A empresa destacou que, como qualquer multinacional altamente regulamentada, busca compartilhar posições sobre questões que afetam consumidores e comunidades. “Este tipo de envolvimento não é apenas legal e apropriado, mas essencial para um processo de elaboração de políticas públicas inclusivo, conduzindo a melhores resultados para as pessoas afetadas por essas políticas”.
O relatório baseado no documento de marketing vazado sugere que a filial japonesa tinha planos de “expandir rapidamente” a adoção de dispositivos eletrônicos por novos usuários, incluindo marketing para jovens e até mesmo crianças em idade escolar, de acordo com evidências anteriores.
Além disso, de acordo com o documento, o PMJ planeava fazer lobby para permitir o uso de vaporizadores em locais onde fumar é atualmente proibido, visando políticos, grupos médicos, a Agência Japonesa de Gestão de Incêndios e Desastres e grupos hoteleiros. “Se forem bem-sucedidos, poderão criar uma aceitação orgânica e generalizada dos produtos de tabaco aquecido”, diz um trecho.
O documento também revelou os planos da PMJ de promover dispositivos eletrônicos durante os Jogos Olímpicos de Tóquio, uma estratégia que, segundo Stop, reflete uma conhecida tática da indústria de associar produtos de tabaco a eventos esportivos, “ligando esses produtos à saúde, enganando os consumidores e impactando crianças e Jovens.”
Um relatório da OMS (Organização Mundial da Saúde), divulgado em julho, descreveu o aumento do uso de álcool e cigarros eletrônicos entre jovens de 11 a 15 anos na Europa como “alarmante”. Quase um quarto dos jovens brasileiros de 18 a 24 anos experimentou cigarros eletrônicos em 2023, segundo dados da Vital Strategies e da UFPel (Universidade Federal de Pelotas), um aumento de 20% em relação a 2022.
Em entrevista à Folha de S.Paulo, Jorge Alday, diretor da Stop, afirmou que o relatório deixa claro que o PMI, por meio de sua influência e marketing no Japão, criou um mercado significativo para um produto viciante e prejudicial à saúde.
Ele destacou que a evidência crescente questiona a credibilidade das alegações da PMI de que as suas acções visam apenas fumadores adultos. “As ações no Japão são, no mínimo, ética e eticamente questionáveis. Isto é preocupante, dado que a ciência da PMI já influenciou múltiplas decisões regulamentares sobre produtos de tabaco aquecido, impactando milhares de milhões de pessoas”, alertou.
Segundo Jorge Alday, existem vários exemplos documentados de que a mesma estratégia foi adoptada noutros países, incluindo contactos da indústria com ministros governamentais e conselhos locais no Reino Unido, patrocínio de cursos de educação médica continuada nos EUA, planos de vendas de produtos em pubs, bares e discotecas na Austrália, investimentos na indústria do turismo na Grécia e tentativas de recrutar dentistas como defensores dos produtos na Alemanha.
No Brasil, disse Alday, os executivos do PMI reuniram-se com parlamentares e autoridades ministeriais, bem como no Japão. Ele elogiou a decisão da Anvisa de manter a proibição do cigarro eletrônico no país.

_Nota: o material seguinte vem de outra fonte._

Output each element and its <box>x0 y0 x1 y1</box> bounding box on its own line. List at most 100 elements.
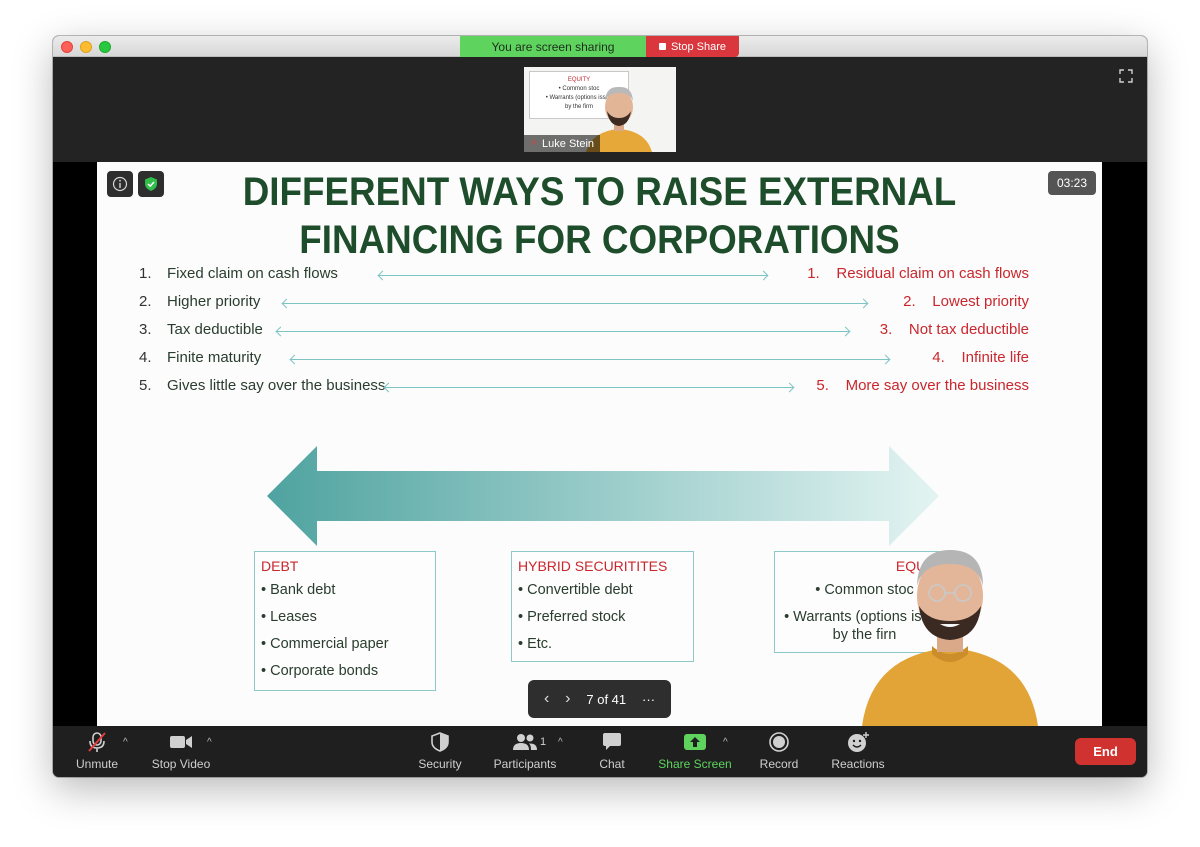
shared-screen-area: 03:23 DIFFERENT WAYS TO RAISE EXTERNAL F… <box>53 162 1147 726</box>
equity-feature: 5. More say over the business <box>816 377 1029 394</box>
double-arrow-connector <box>283 303 867 304</box>
share-screen-button[interactable]: Share Screen <box>657 731 733 773</box>
debt-feature-number: 1. <box>139 265 152 282</box>
stop-share-button[interactable]: Stop Share <box>646 36 739 57</box>
muted-mic-icon: ⚡ <box>530 138 538 149</box>
audio-options-caret-icon[interactable]: ^ <box>123 737 128 748</box>
shield-check-icon <box>145 177 157 191</box>
chat-button[interactable]: Chat <box>592 731 632 773</box>
chat-label: Chat <box>599 757 625 771</box>
unmute-button[interactable]: Unmute <box>73 731 121 773</box>
double-arrow-connector <box>379 275 767 276</box>
debt-feature-text: Finite maturity <box>167 349 262 366</box>
debt-feature-number: 5. <box>139 377 152 394</box>
meeting-toolbar: Unmute ^ Stop Video ^ Security <box>53 726 1147 777</box>
equity-feature-number: 5. <box>816 377 829 394</box>
mini-slide-heading: EQUITY <box>567 77 591 83</box>
equity-feature: 4. Infinite life <box>932 349 1029 366</box>
participants-options-caret-icon[interactable]: ^ <box>558 737 563 748</box>
reactions-label: Reactions <box>831 757 885 771</box>
reactions-emoji-icon <box>848 732 869 752</box>
equity-feature-text: Not tax deductible <box>908 321 1029 338</box>
share-options-caret-icon[interactable]: ^ <box>723 737 728 748</box>
slide-counter: 7 of 41 <box>586 691 627 707</box>
stop-video-label: Stop Video <box>151 757 211 771</box>
share-screen-icon <box>684 734 706 750</box>
next-slide-icon[interactable]: › <box>565 690 571 707</box>
video-options-caret-icon[interactable]: ^ <box>207 737 212 748</box>
close-window-button[interactable] <box>61 41 73 53</box>
debt-item: • Leases <box>261 609 317 625</box>
encryption-status-button[interactable] <box>138 171 164 197</box>
equity-feature-number: 1. <box>807 265 820 282</box>
presenter-video-overlay <box>862 550 1038 726</box>
equity-feature-text: More say over the business <box>845 377 1029 394</box>
meeting-timer: 03:23 <box>1048 171 1096 195</box>
video-camera-icon <box>170 736 192 748</box>
record-button[interactable]: Record <box>758 731 800 773</box>
debt-item: • Bank debt <box>261 582 336 598</box>
self-video-person <box>586 86 652 152</box>
comparison-row: 2. Higher priority 2. Lowest priority <box>97 293 1102 317</box>
hybrid-heading: HYBRID SECURITITES <box>518 558 668 574</box>
minimize-window-button[interactable] <box>80 41 92 53</box>
debt-feature-number: 4. <box>139 349 152 366</box>
slide-title: DIFFERENT WAYS TO RAISE EXTERNAL FINANCI… <box>137 168 1062 264</box>
mini-slide-line: by the firm <box>564 104 593 110</box>
participants-button[interactable]: Participants <box>491 731 559 773</box>
stop-icon <box>658 43 666 50</box>
reactions-button[interactable]: Reactions <box>829 731 887 773</box>
debt-item: • Commercial paper <box>261 636 389 652</box>
stop-video-button[interactable]: Stop Video <box>150 731 212 773</box>
share-screen-label: Share Screen <box>658 757 732 771</box>
maximize-window-button[interactable] <box>99 41 111 53</box>
previous-slide-icon[interactable]: ‹ <box>543 690 550 707</box>
security-label: Security <box>418 757 462 771</box>
security-shield-icon <box>431 732 449 752</box>
hybrid-securities-box: HYBRID SECURITITES • Convertible debt • … <box>511 551 694 662</box>
more-options-icon[interactable]: ··· <box>642 691 656 707</box>
title-bar: You are screen sharing Stop Share <box>53 36 1147 57</box>
meeting-info-button[interactable] <box>107 171 133 197</box>
equity-feature-text: Residual claim on cash flows <box>836 265 1029 282</box>
equity-item: • Common stoc <box>815 582 914 598</box>
record-label: Record <box>759 757 799 771</box>
equity-feature-number: 3. <box>879 321 893 338</box>
self-name: Luke Stein <box>542 137 595 150</box>
hybrid-item: • Preferred stock <box>518 609 626 625</box>
end-meeting-button[interactable]: End <box>1075 738 1136 765</box>
hybrid-item: • Etc. <box>518 636 553 652</box>
slide-navigation-bar: ‹ › 7 of 41 ··· <box>528 680 671 718</box>
double-arrow-connector <box>385 387 793 388</box>
security-button[interactable]: Security <box>416 731 464 773</box>
double-arrow-connector <box>291 359 889 360</box>
debt-heading: DEBT <box>261 558 299 574</box>
screen-sharing-status: You are screen sharing <box>460 36 646 57</box>
debt-feature-text: Tax deductible <box>167 321 263 338</box>
equity-feature: 3. Not tax deductible <box>880 321 1029 338</box>
self-video-thumbnail[interactable]: EQUITY • Common stoc • Warrants (options… <box>524 67 676 152</box>
fullscreen-icon[interactable] <box>1119 69 1133 83</box>
equity-feature-number: 2. <box>903 293 916 310</box>
debt-feature-number: 3. <box>139 321 152 338</box>
mini-slide-line: • Warrants (options issue <box>545 95 613 101</box>
zoom-window: You are screen sharing Stop Share EQUITY… <box>53 36 1147 777</box>
equity-item: by the firn <box>832 627 897 643</box>
chat-bubble-icon <box>603 733 621 750</box>
stop-share-label: Stop Share <box>670 40 727 53</box>
participants-icon <box>513 734 537 750</box>
slide-title-line: FINANCING FOR CORPORATIONS <box>299 218 900 262</box>
comparison-row: 3. Tax deductible 3. Not tax deductible <box>97 321 1102 345</box>
debt-feature-text: Fixed claim on cash flows <box>167 265 338 282</box>
mini-slide-line: • Common stoc <box>558 86 600 92</box>
info-icon <box>112 176 128 192</box>
equity-feature: 1. Residual claim on cash flows <box>807 265 1029 282</box>
unmute-label: Unmute <box>75 757 119 771</box>
debt-equity-spectrum-arrow <box>267 446 939 546</box>
double-arrow-connector <box>277 331 849 332</box>
debt-feature-number: 2. <box>139 293 152 310</box>
slide-title-line: DIFFERENT WAYS TO RAISE EXTERNAL <box>242 170 957 214</box>
equity-feature-number: 4. <box>932 349 945 366</box>
participants-count: 1 <box>540 736 547 748</box>
equity-feature-text: Lowest priority <box>932 293 1029 310</box>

“Não há evidências de que esses dispositivos ajudem na cessação, e estudos recentes mostram que a maioria das pessoas não para de fumar completamente. Na verdade, é mais comum que elas usem cigarros e produtos de tabaco aquecido juntos”.
Sobre a presença generalizada de dispositivos eletrónicos ilegais, Alday disse que muitos países enfrentam o mesmo problema e sublinhou que a solução não é tornar estes produtos mais acessíveis. “A resposta é abordar de forma mais eficaz o comércio ilegal, responsabilizar a indústria e garantir que os regulamentos protejam os jovens.”
O relatório destaca que, embora os dispositivos eletrónicos para fumar exponham os utilizadores a níveis mais baixos de substâncias nocivas do que os cigarros tradicionais, não há provas de que reduzam o risco de doenças e mortes relacionadas com o tabagismo, em comparação com o consumo de cigarros.